In general, I use arrflat[NUM_COLS*i+j] so I don't have to think of how to allocated dynamic 2D arrays.
I'm trying to understand the amount of bytes occupied by an instance of std::vector. The following code:
vector <int>uno;
uno.push_back(1);
uno.push_back(1);
cout <<"1: "<< sizeof(uno)<<" bytes"<<endl;
cout << endl;
vector <bool>unos;
unos.push_back(true);
cout <<"2: "<< sizeof(unos)<<" bytes"<<endl;
cout << endl;
gives me this output:
1: 12 bytes
2: 20 bytes
Can someone explain me why the size of the vector<bool> has more bytes than the vector<int>?. And what is the correct way to measure the size in bytes of an vector instance... by adding the size of every member in the vector?
In C++, the sizeof operator is always evaluated at compile time, so every vector<T> will have the same size (unless vector<T> is a specialization like vector<bool>).
In case you are wondering about the 12 bytes, that is probably the size of 3 pointers, or alternatively, the size of a pointer and an element count and a capacity.

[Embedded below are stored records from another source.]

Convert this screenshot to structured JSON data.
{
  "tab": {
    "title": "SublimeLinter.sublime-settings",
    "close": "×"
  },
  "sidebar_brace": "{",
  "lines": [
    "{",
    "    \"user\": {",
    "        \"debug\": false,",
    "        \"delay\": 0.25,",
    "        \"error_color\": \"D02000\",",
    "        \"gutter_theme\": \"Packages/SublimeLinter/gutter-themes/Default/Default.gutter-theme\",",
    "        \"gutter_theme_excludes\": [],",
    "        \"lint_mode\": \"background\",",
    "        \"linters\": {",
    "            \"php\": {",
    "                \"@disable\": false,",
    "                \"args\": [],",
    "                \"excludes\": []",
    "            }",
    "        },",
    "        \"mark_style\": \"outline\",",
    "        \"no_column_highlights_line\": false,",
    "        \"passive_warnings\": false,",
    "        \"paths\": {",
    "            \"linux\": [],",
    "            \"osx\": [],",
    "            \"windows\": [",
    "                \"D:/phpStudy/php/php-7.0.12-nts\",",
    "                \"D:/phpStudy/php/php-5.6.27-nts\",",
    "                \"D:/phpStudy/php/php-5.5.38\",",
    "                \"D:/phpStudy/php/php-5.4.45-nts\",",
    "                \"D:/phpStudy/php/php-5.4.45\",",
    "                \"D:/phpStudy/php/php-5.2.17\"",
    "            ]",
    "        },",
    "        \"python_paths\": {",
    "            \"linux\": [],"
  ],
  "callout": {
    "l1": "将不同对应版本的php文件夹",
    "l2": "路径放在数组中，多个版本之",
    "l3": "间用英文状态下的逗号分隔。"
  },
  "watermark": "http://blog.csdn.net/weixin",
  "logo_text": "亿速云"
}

The real data is never stored inside the vector.
If you want to know how much memory is used total, a good approximation is:
sizeof(std::vector<T>) + my_vector.capacity() * sizeof(T)
This is only an approximation because it does not take into account book-keeping data on the heap.
std::vector<bool> is larger since it is more complicated than std::vector<int>. The current C++ standard specifies that the vector<bool> data should be bit-packed. This requires some additional bookkeeping, and gives them a slightly different behavior than the normal std::vector<T>.
This different behavior of std::vector<bool> is very likely to be removed in the upcoming C++0x standard.